People do not seem to understand. I didn’t to begin with. 

I was asked to try and explain how serious this was, so a friend could show a friend. I’m tired now and struggled to put this together. I hope it’s coherent.

1000 plus cases now – today saw the biggest rise. It’s out there now, thousands of times more virulent and hundreds of times more deadly than HIV. How would you feel if you got a syringe prick taking out the rubbish. What precautions would you take to protect your family while you waited for the results?

It’s in all our communities now. Some unfortunate, essential key-workers will be the first hit. You’ll know when they disappear from their work-places. When one gets quarantined  they all will, who will keep the food moving then? One or two may never return. Think about that. If statistics hold true for Ireland as elsewhere and are they on course, familiar faces in our community will be gone forever. People do not seem to understand. I didn’t to begin with.

Maybe, last week, while it was still sinking in, non-essential business could be excused for taking precautions and thinking it was OK to carry on but it is not OK anymore. Today the diagnosed cases doubled. Tomorrow it will double again and tomorrow after that and soon the healthcare system will be overwhelmed. The last few days non-compliance to the voluntary social-isolation has almost guaranteed that.
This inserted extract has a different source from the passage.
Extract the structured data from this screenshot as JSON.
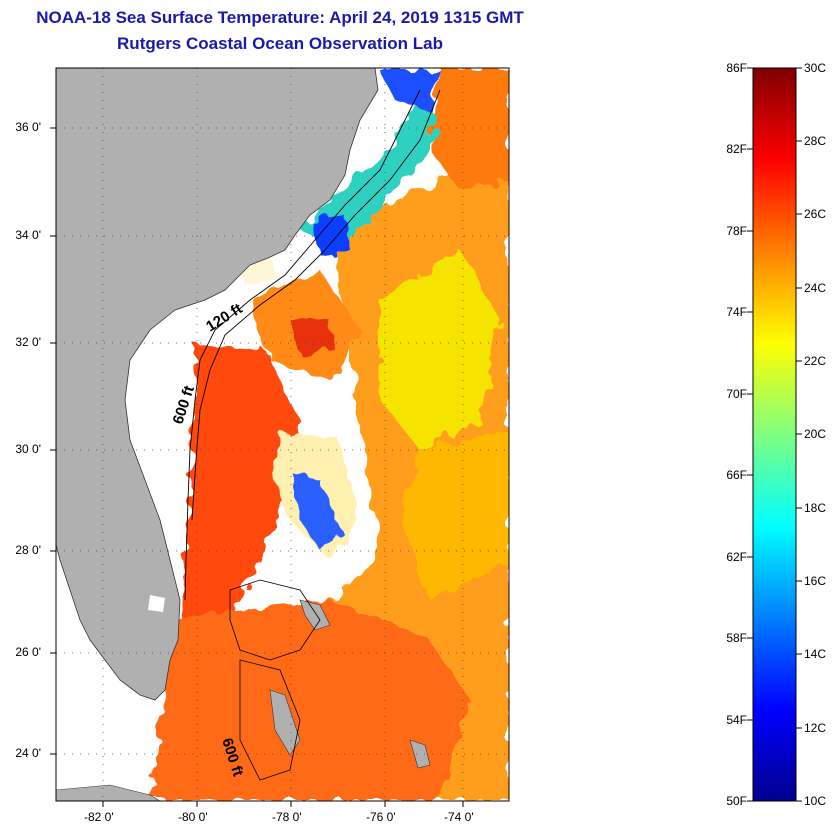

Yet cafes remain open, beaches and beauty spots almost overrun. It’s no exaggeration to say I never remember the riverwalk in my town as busy as it was yesterday.
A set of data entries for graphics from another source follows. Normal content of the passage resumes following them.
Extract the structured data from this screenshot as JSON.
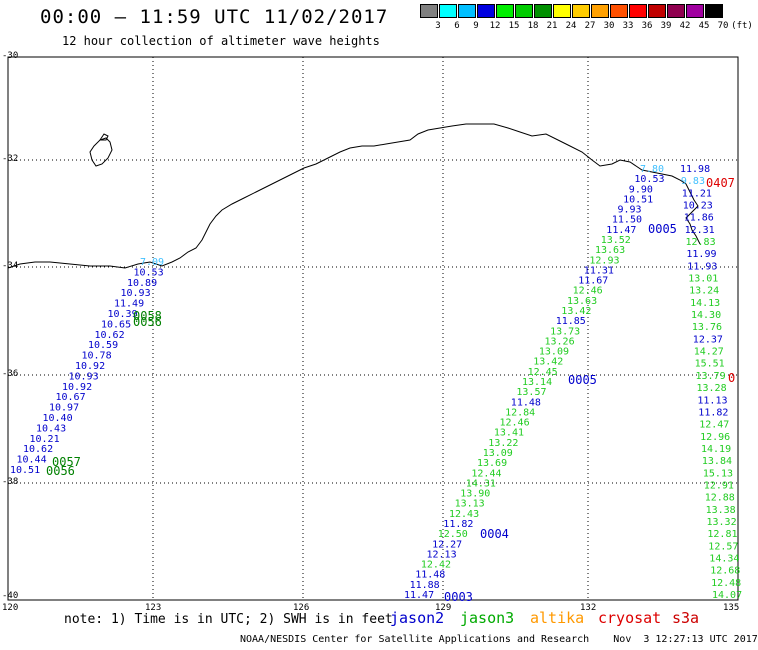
{
  "header": {
    "title": "00:00 – 11:59 UTC 11/02/2017",
    "subtitle": "12 hour collection of altimeter wave heights"
  },
  "color_scale": {
    "labels": [
      "3",
      "6",
      "9",
      "12",
      "15",
      "18",
      "21",
      "24",
      "27",
      "30",
      "33",
      "36",
      "39",
      "42",
      "45",
      "70",
      "(ft)"
    ],
    "colors": [
      "#808080",
      "#00ffff",
      "#00bfff",
      "#0000e0",
      "#00ee00",
      "#00cc00",
      "#009000",
      "#ffff00",
      "#ffcc00",
      "#ffa000",
      "#ff5000",
      "#ff0000",
      "#c00000",
      "#900050",
      "#a000a0",
      "#000000"
    ]
  },
  "axes": {
    "lat_labels": [
      "-30",
      "-32",
      "-34",
      "-36",
      "-38",
      "-40"
    ],
    "lon_labels": [
      "120",
      "123",
      "126",
      "129",
      "132",
      "135"
    ]
  },
  "tracks": [
    {
      "name": "west-track",
      "color": "#0000cc",
      "labels": [
        "7.09",
        "10.53",
        "10.89",
        "10.93",
        "11.49",
        "10.39",
        "10.65",
        "10.62",
        "10.59",
        "10.78",
        "10.92",
        "10.93",
        "10.92",
        "10.67",
        "10.97",
        "10.40",
        "10.43",
        "10.21",
        "10.62",
        "10.44",
        "10.51"
      ]
    },
    {
      "name": "mid-track",
      "color": "#0000cc",
      "labels": [
        "7.80",
        "10.53",
        "9.90",
        "10.51",
        "9.93",
        "11.50",
        "11.47",
        "13.52",
        "13.63",
        "12.93",
        "11.31",
        "11.67",
        "12.46",
        "13.63",
        "13.42",
        "11.85",
        "13.73",
        "13.26",
        "13.09",
        "13.42",
        "12.45",
        "13.14",
        "13.57",
        "11.48",
        "12.84",
        "12.46",
        "13.41",
        "13.22",
        "13.09",
        "13.69",
        "12.44",
        "14.31",
        "13.90",
        "13.13",
        "12.43",
        "11.82",
        "12.50",
        "12.27",
        "12.13",
        "12.42",
        "11.48",
        "11.88",
        "11.47"
      ]
    },
    {
      "name": "east-track",
      "color": "#0000cc",
      "labels": [
        "11.98",
        "9.83",
        "11.21",
        "10.23",
        "11.86",
        "12.31",
        "12.83",
        "11.99",
        "11.93",
        "13.01",
        "13.24",
        "14.13",
        "14.30",
        "13.76",
        "12.37",
        "14.27",
        "15.51",
        "13.79",
        "13.28",
        "11.13",
        "11.82",
        "12.47",
        "12.96",
        "14.19",
        "13.84",
        "15.13",
        "12.91",
        "12.88",
        "13.38",
        "13.32",
        "12.81",
        "12.57",
        "14.34",
        "12.68",
        "12.48",
        "14.07"
      ]
    }
  ],
  "time_tags": [
    {
      "text": "0058",
      "color": "#008000"
    },
    {
      "text": "0056",
      "color": "#008000"
    },
    {
      "text": "0057",
      "color": "#008000"
    },
    {
      "text": "0056",
      "color": "#008000"
    },
    {
      "text": "0005",
      "color": "#0000cc"
    },
    {
      "text": "0004",
      "color": "#0000cc"
    },
    {
      "text": "0003",
      "color": "#0000cc"
    },
    {
      "text": "0005",
      "color": "#0000cc"
    },
    {
      "text": "0407",
      "color": "#dd0000"
    },
    {
      "text": "0",
      "color": "#dd0000"
    }
  ],
  "footer": {
    "note": "note: 1) Time is in UTC; 2) SWH is in feet",
    "satellites": [
      {
        "name": "jason2",
        "color": "#0000cc"
      },
      {
        "name": "jason3",
        "color": "#00aa00"
      },
      {
        "name": "altika",
        "color": "#ff9900"
      },
      {
        "name": "cryosat",
        "color": "#dd0000"
      },
      {
        "name": "s3a",
        "color": "#cc0000"
      }
    ],
    "credit": "NOAA/NESDIS Center for Satellite Applications and Research    Nov  3 12:27:13 UTC 2017"
  }
}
Right now hospitals are coping – there are enough beds. Patients are triaged, clinically calculated, scientifically and rationally;  prioritising who needs the most help using the acuity scale, ensuring as many people as possible survive. The ultimate name of the game.

When overwhelm is reached – like a plane crash – or let’s just say for shits and giggles, an epidemic, the formula used for triage flips. The task is still the same, to save as many people as possible but with insufficient resources the most critical become a hindrance to that aim. Why commit the resources that could save two people on one person in a more critical state? If you were sick with a ten percent chance of survival you could literally be moved out of care for those deemed to have a 50% chance. Civilians brains would explode on the decisions that have to be made on a moment by moment basis.
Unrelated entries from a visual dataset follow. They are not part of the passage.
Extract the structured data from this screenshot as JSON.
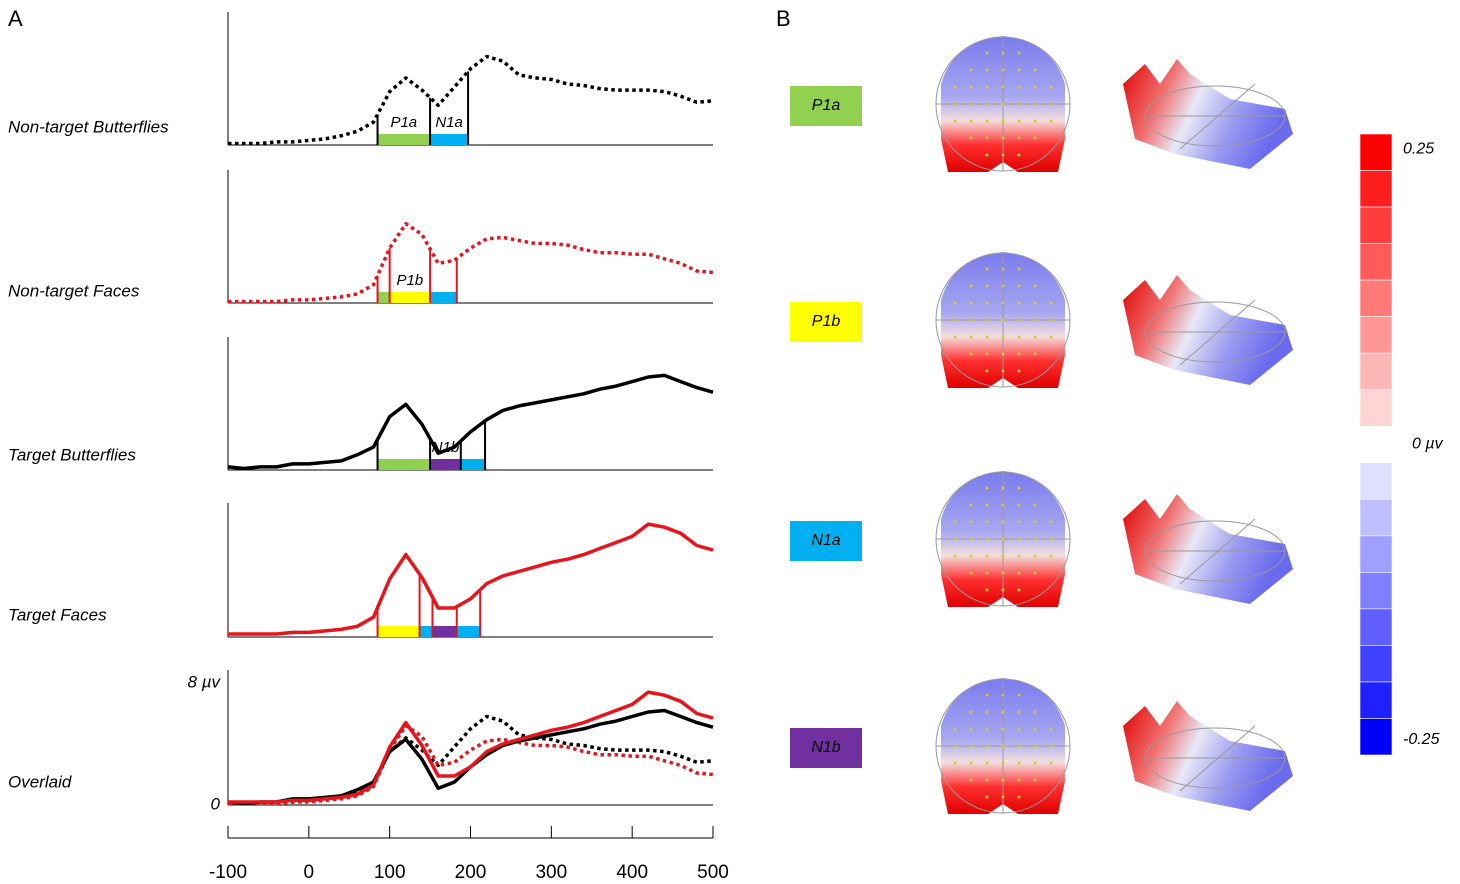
{
  "chart_data": {
    "type": "line",
    "label": "A",
    "x": [
      -100,
      -80,
      -60,
      -40,
      -20,
      0,
      20,
      40,
      60,
      80,
      100,
      120,
      140,
      160,
      180,
      200,
      220,
      240,
      260,
      280,
      300,
      320,
      340,
      360,
      380,
      400,
      420,
      440,
      460,
      480,
      500
    ],
    "xlim": [
      -100,
      500
    ],
    "xticks": [
      -100,
      0,
      100,
      200,
      300,
      400,
      500
    ],
    "ylim": [
      0,
      8
    ],
    "yticks": [
      0,
      {
        "value": 8,
        "label": "8 µv"
      }
    ],
    "overlay_title": "Overlaid",
    "series": [
      {
        "name": "Non-target Butterflies",
        "color": "#000000",
        "dashed": true,
        "values": [
          0.1,
          0.1,
          0.1,
          0.2,
          0.2,
          0.3,
          0.4,
          0.6,
          0.9,
          1.5,
          3.5,
          4.4,
          3.6,
          2.6,
          3.8,
          5.0,
          5.8,
          5.5,
          4.6,
          4.4,
          4.3,
          4.0,
          3.9,
          3.7,
          3.6,
          3.6,
          3.6,
          3.5,
          3.2,
          2.8,
          2.9
        ],
        "windows": [
          {
            "start": 85,
            "end": 150,
            "color": "#92d050",
            "label": "P1a"
          },
          {
            "start": 150,
            "end": 197,
            "color": "#00b0f0",
            "label": "N1a"
          }
        ]
      },
      {
        "name": "Non-target Faces",
        "color": "#e8141b",
        "dashed": true,
        "values": [
          0.1,
          0.1,
          0.1,
          0.1,
          0.2,
          0.2,
          0.3,
          0.4,
          0.6,
          1.2,
          3.6,
          5.2,
          4.5,
          2.6,
          2.8,
          3.6,
          4.2,
          4.3,
          4.1,
          3.9,
          3.9,
          3.8,
          3.5,
          3.3,
          3.3,
          3.2,
          3.2,
          2.9,
          2.6,
          2.1,
          2.0
        ],
        "windows": [
          {
            "start": 85,
            "end": 100,
            "color": "#92d050"
          },
          {
            "start": 100,
            "end": 150,
            "color": "#ffff00",
            "label": "P1b"
          },
          {
            "start": 150,
            "end": 183,
            "color": "#00b0f0"
          }
        ]
      },
      {
        "name": "Target Butterflies",
        "color": "#000000",
        "dashed": false,
        "values": [
          0.2,
          0.1,
          0.2,
          0.2,
          0.4,
          0.4,
          0.5,
          0.6,
          1.0,
          1.5,
          3.5,
          4.3,
          3.0,
          1.1,
          1.5,
          2.5,
          3.3,
          3.9,
          4.2,
          4.4,
          4.6,
          4.8,
          5.0,
          5.3,
          5.5,
          5.8,
          6.1,
          6.2,
          5.8,
          5.4,
          5.1
        ],
        "windows": [
          {
            "start": 85,
            "end": 150,
            "color": "#92d050"
          },
          {
            "start": 150,
            "end": 188,
            "color": "#7030a0",
            "label": "N1b"
          },
          {
            "start": 188,
            "end": 218,
            "color": "#00b0f0"
          }
        ]
      },
      {
        "name": "Target Faces",
        "color": "#e8141b",
        "dashed": false,
        "values": [
          0.2,
          0.2,
          0.2,
          0.2,
          0.3,
          0.3,
          0.4,
          0.5,
          0.7,
          1.3,
          3.8,
          5.4,
          3.9,
          1.9,
          1.9,
          2.5,
          3.5,
          4.0,
          4.3,
          4.6,
          4.9,
          5.1,
          5.4,
          5.8,
          6.2,
          6.6,
          7.4,
          7.2,
          6.8,
          6.0,
          5.7
        ],
        "windows": [
          {
            "start": 85,
            "end": 137,
            "color": "#ffff00"
          },
          {
            "start": 137,
            "end": 153,
            "color": "#00b0f0"
          },
          {
            "start": 153,
            "end": 183,
            "color": "#7030a0"
          },
          {
            "start": 183,
            "end": 212,
            "color": "#00b0f0"
          }
        ]
      }
    ]
  },
  "panel_b": {
    "label": "B",
    "components": [
      {
        "label": "P1a",
        "color": "#92d050"
      },
      {
        "label": "P1b",
        "color": "#ffff00"
      },
      {
        "label": "N1a",
        "color": "#00b0f0"
      },
      {
        "label": "N1b",
        "color": "#7030a0"
      }
    ],
    "colorbar": {
      "clim": [
        -0.263,
        0.263
      ],
      "high_color": "#ff0000",
      "low_color": "#0000ff",
      "ticks": [
        0.25,
        {
          "value": 0,
          "label": "0 µv"
        },
        -0.25
      ]
    }
  }
}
And yet, these are the decisions that will be made if we don’t buy the health services time. Old people can forget about it at that stage. Israel, it is reported, is no longer handing out ventilators to over sixties. It seems brutal but it’s simple. If a firefighter was committed to a rescue in a burning building and came across your husband and a child, who do you think he’s bringing out? Fates have already been decided depending on the spread this week.  If cases mushroom  before full resources have been mobilised people could  literally be left to die at home.

Enforced lockdown is now certain it seems this but I wonder is it a weekend too late? Hopefully the lattes in the sun were worth it.